In October 1939, while Peter was at school in Sherborne, his father, mother and two sisters were returning from India on the SS Yorkshire, when it was torpedoed and sunk by a German U-boat off the coast of Spain. Of the 281 passengers and crew, 58 were lost, Including Peter's mother and two sisters, but his father was rescued.

Peter left Sherborne in 1942, and went to St John's, Cambridge to study Mechanical Science, also rowing for the College 2nd VIII. However, after only a year he left university and started Officer Training with the Royal Engineers, becoming a Lieutenant in 1944. He was posted to Europe during the last year of the war and was wounded by shrapnel in 1945. He was promoted to Captain in 1946. In 1948 he returned to St John's to finish his interrupted studies, during which time he was a member of the St John's College Rugby team that won the Cambridge University Intercollegiate cup in both 1949 & 1950. He also rowed in the College Rugby boat.
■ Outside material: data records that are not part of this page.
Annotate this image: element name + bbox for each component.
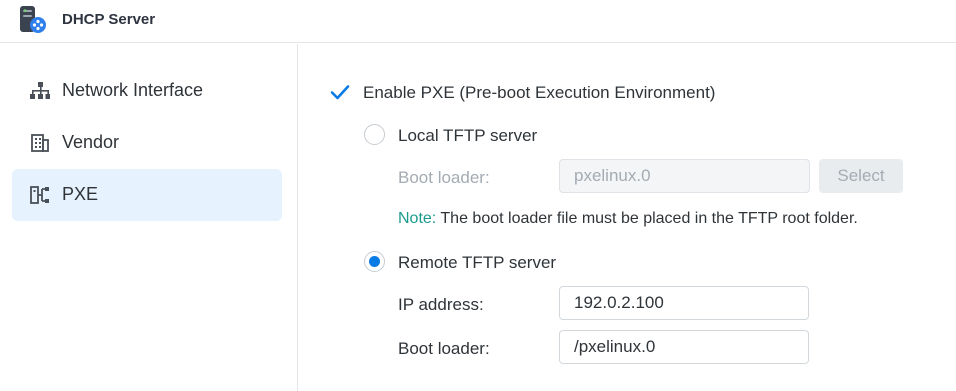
network-tree-icon — [30, 81, 51, 101]
sidebar-item-vendor[interactable]: Vendor — [12, 117, 282, 169]
remote-tftp-radio[interactable] — [364, 251, 385, 272]
note-text: The boot loader file must be placed in t… — [436, 210, 858, 227]
ip-address-label: IP address: — [398, 295, 484, 314]
pxe-icon — [30, 185, 50, 205]
sidebar-item-label: Network Interface — [62, 80, 204, 100]
local-boot-loader-field[interactable]: pxelinux.0 — [559, 159, 810, 193]
remote-tftp-label: Remote TFTP server — [398, 253, 557, 272]
remote-boot-loader-label: Boot loader: — [398, 339, 490, 358]
sidebar-item-label: PXE — [62, 184, 99, 204]
sidebar: Network Interface Vendor PXE — [0, 44, 298, 391]
building-icon — [30, 133, 50, 153]
boot-loader-note: Note: The boot loader file must be place… — [398, 210, 858, 228]
window-title: DHCP Server — [62, 11, 156, 28]
note-key: Note: — [398, 210, 437, 227]
enable-pxe-label: Enable PXE (Pre-boot Execution Environme… — [363, 83, 716, 102]
enable-pxe-checkbox[interactable] — [330, 82, 350, 102]
ip-address-field[interactable]: 192.0.2.100 — [559, 286, 809, 320]
local-boot-loader-label: Boot loader: — [398, 168, 490, 187]
local-tftp-label: Local TFTP server — [398, 126, 538, 145]
select-boot-loader-button[interactable]: Select — [819, 159, 903, 193]
sidebar-item-pxe[interactable]: PXE — [12, 169, 282, 221]
local-tftp-radio[interactable] — [364, 124, 385, 145]
dhcp-server-app-icon — [19, 6, 47, 34]
sidebar-item-label: Vendor — [62, 132, 120, 152]
sidebar-item-network-interface[interactable]: Network Interface — [12, 65, 282, 117]
remote-boot-loader-field[interactable]: /pxelinux.0 — [559, 330, 809, 364]
window-titlebar: DHCP Server — [0, 0, 956, 43]
pxe-settings-panel: Enable PXE (Pre-boot Execution Environme… — [299, 44, 956, 391]
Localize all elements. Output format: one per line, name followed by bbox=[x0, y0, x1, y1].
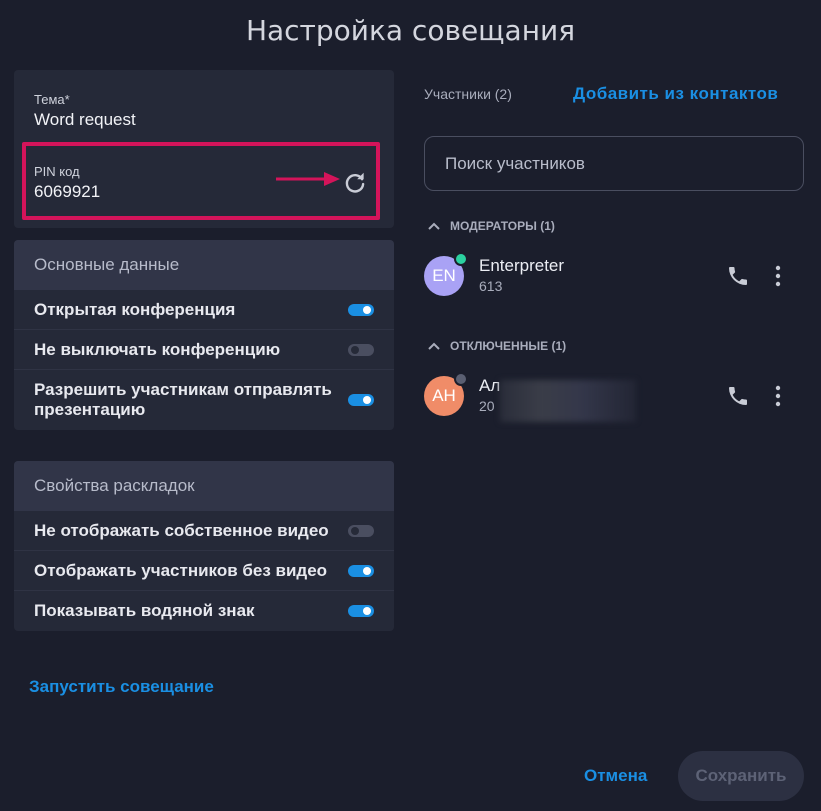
setting-open-conference: Открытая конференция bbox=[14, 290, 394, 330]
chevron-up-icon bbox=[428, 342, 440, 350]
setting-label: Открытая конференция bbox=[34, 299, 236, 319]
add-from-contacts-link[interactable]: Добавить из контактов bbox=[573, 84, 778, 104]
avatar-initials: EN bbox=[432, 266, 456, 285]
phone-icon[interactable] bbox=[726, 384, 750, 408]
moderators-group-label: МОДЕРАТОРЫ (1) bbox=[450, 219, 555, 233]
setting-show-no-video: Отображать участников без видео bbox=[14, 551, 394, 591]
watermark-toggle[interactable] bbox=[348, 605, 374, 617]
setting-label: Показывать водяной знак bbox=[34, 601, 255, 620]
setting-label: Разрешить участникам отправлять презента… bbox=[34, 380, 332, 419]
participants-count-label: Участники (2) bbox=[424, 86, 512, 102]
cancel-button[interactable]: Отмена bbox=[584, 766, 647, 786]
theme-field[interactable]: Тема* Word request bbox=[34, 92, 136, 130]
participant-search-input[interactable] bbox=[424, 136, 804, 191]
meeting-info-card: Тема* Word request PIN код 6069921 bbox=[14, 70, 394, 228]
layout-settings-section: Свойства раскладок Не отображать собстве… bbox=[14, 461, 394, 631]
arrow-icon bbox=[276, 172, 340, 186]
disconnected-group-header[interactable]: ОТКЛЮЧЕННЫЕ (1) bbox=[428, 339, 566, 353]
show-no-video-toggle[interactable] bbox=[348, 564, 374, 577]
allow-presentation-toggle[interactable] bbox=[348, 394, 374, 406]
basic-settings-section: Основные данные Открытая конференция Не … bbox=[14, 240, 394, 430]
participant-name: Ал bbox=[479, 376, 501, 395]
redaction-blur bbox=[500, 380, 636, 422]
online-status-dot bbox=[454, 252, 468, 266]
setting-allow-presentation: Разрешить участникам отправлять презента… bbox=[14, 370, 394, 430]
pin-field: PIN код 6069921 bbox=[34, 164, 100, 202]
keep-conference-toggle[interactable] bbox=[348, 343, 374, 356]
offline-status-dot bbox=[454, 372, 468, 386]
pin-value: 6069921 bbox=[34, 182, 101, 201]
participant-name: Enterpreter bbox=[479, 256, 565, 275]
participant-number: 613 bbox=[479, 278, 503, 294]
setting-label: Не отображать собственное видео bbox=[34, 520, 329, 540]
save-button[interactable]: Сохранить bbox=[678, 751, 804, 801]
avatar-initials: АН bbox=[432, 386, 456, 405]
theme-value: Word request bbox=[34, 110, 136, 129]
participant-number: 20 bbox=[479, 398, 495, 414]
chevron-up-icon bbox=[428, 222, 440, 230]
layout-settings-header: Свойства раскладок bbox=[14, 461, 394, 511]
disconnected-group-label: ОТКЛЮЧЕННЫЕ (1) bbox=[450, 339, 567, 353]
dialog-title: Настройка совещания bbox=[245, 14, 576, 47]
phone-icon[interactable] bbox=[726, 264, 750, 288]
more-options-icon[interactable] bbox=[772, 264, 784, 288]
pin-highlight-box: PIN код 6069921 bbox=[22, 142, 380, 220]
theme-label: Тема* bbox=[34, 92, 70, 107]
more-options-icon[interactable] bbox=[772, 384, 784, 408]
refresh-icon[interactable] bbox=[342, 170, 368, 196]
avatar: АН bbox=[424, 372, 468, 416]
setting-hide-own-video: Не отображать собственное видео bbox=[14, 511, 394, 551]
moderators-group-header[interactable]: МОДЕРАТОРЫ (1) bbox=[428, 219, 555, 233]
setting-label: Отображать участников без видео bbox=[34, 560, 328, 580]
setting-watermark: Показывать водяной знак bbox=[14, 591, 394, 631]
launch-meeting-link[interactable]: Запустить совещание bbox=[29, 677, 214, 697]
hide-own-video-toggle[interactable] bbox=[348, 524, 374, 537]
setting-label: Не выключать конференцию bbox=[34, 339, 281, 359]
basic-settings-header: Основные данные bbox=[14, 240, 394, 290]
open-conference-toggle[interactable] bbox=[348, 303, 374, 316]
setting-keep-conference: Не выключать конференцию bbox=[14, 330, 394, 370]
avatar: EN bbox=[424, 252, 468, 296]
pin-label: PIN код bbox=[34, 164, 80, 179]
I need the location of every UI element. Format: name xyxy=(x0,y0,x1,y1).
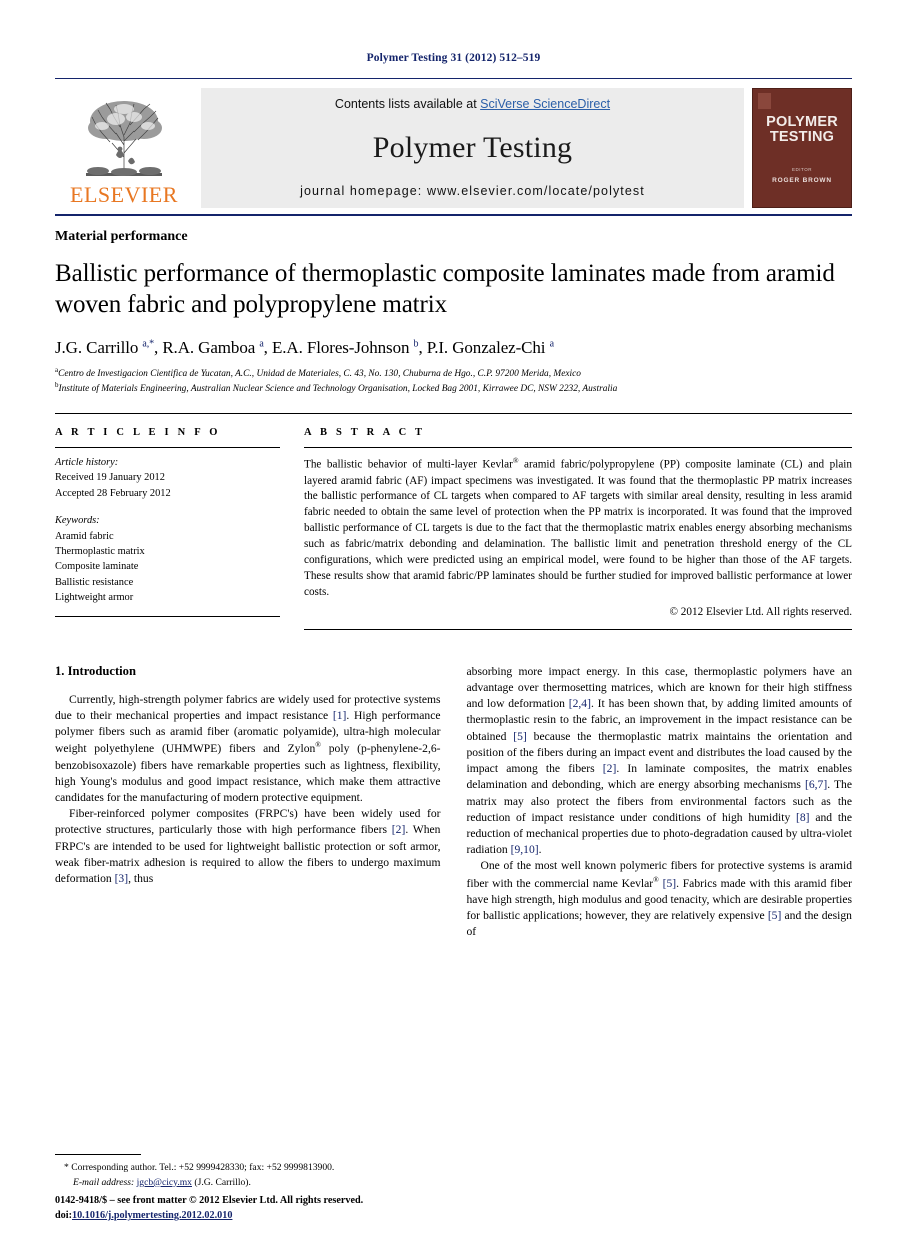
keyword-item: Ballistic resistance xyxy=(55,576,134,588)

Returning to the Army, he decided to join the Airborne Forces. He applied to take a parachute course but was told there were no vacancies. Refusing to accept this, on his next leave he drove to the Regimental barracks in Aldershot and asked if they could fit him in, which, of course they did.

By 1952, he had transferred to the 9th Independent Airborne Squadron, Royal Engineers, with whom he was deployed to the Suez Canal Zone between about 1952 and 1954. In 1956 he was in Cyprus as Officer Commanding 2 Troop, attached to 2nd Battalion, the Parachute Regiment, for the EOKA Emergency, before heading by sea for Egypt during the Suez Crisis.

He was promoted to Major in 1958 and became, we believe, the first non-Parachute Regiment Officer to command ‘P’ Coy (Pegasus Company), the notorious Pre-Parachute Selection course, which he ran for 2 years. In 1960 he transferred fully into the Parachute Regiment with 2 Para.

Peter died peacefully at home in his sleep, on the 3rd of December 2020.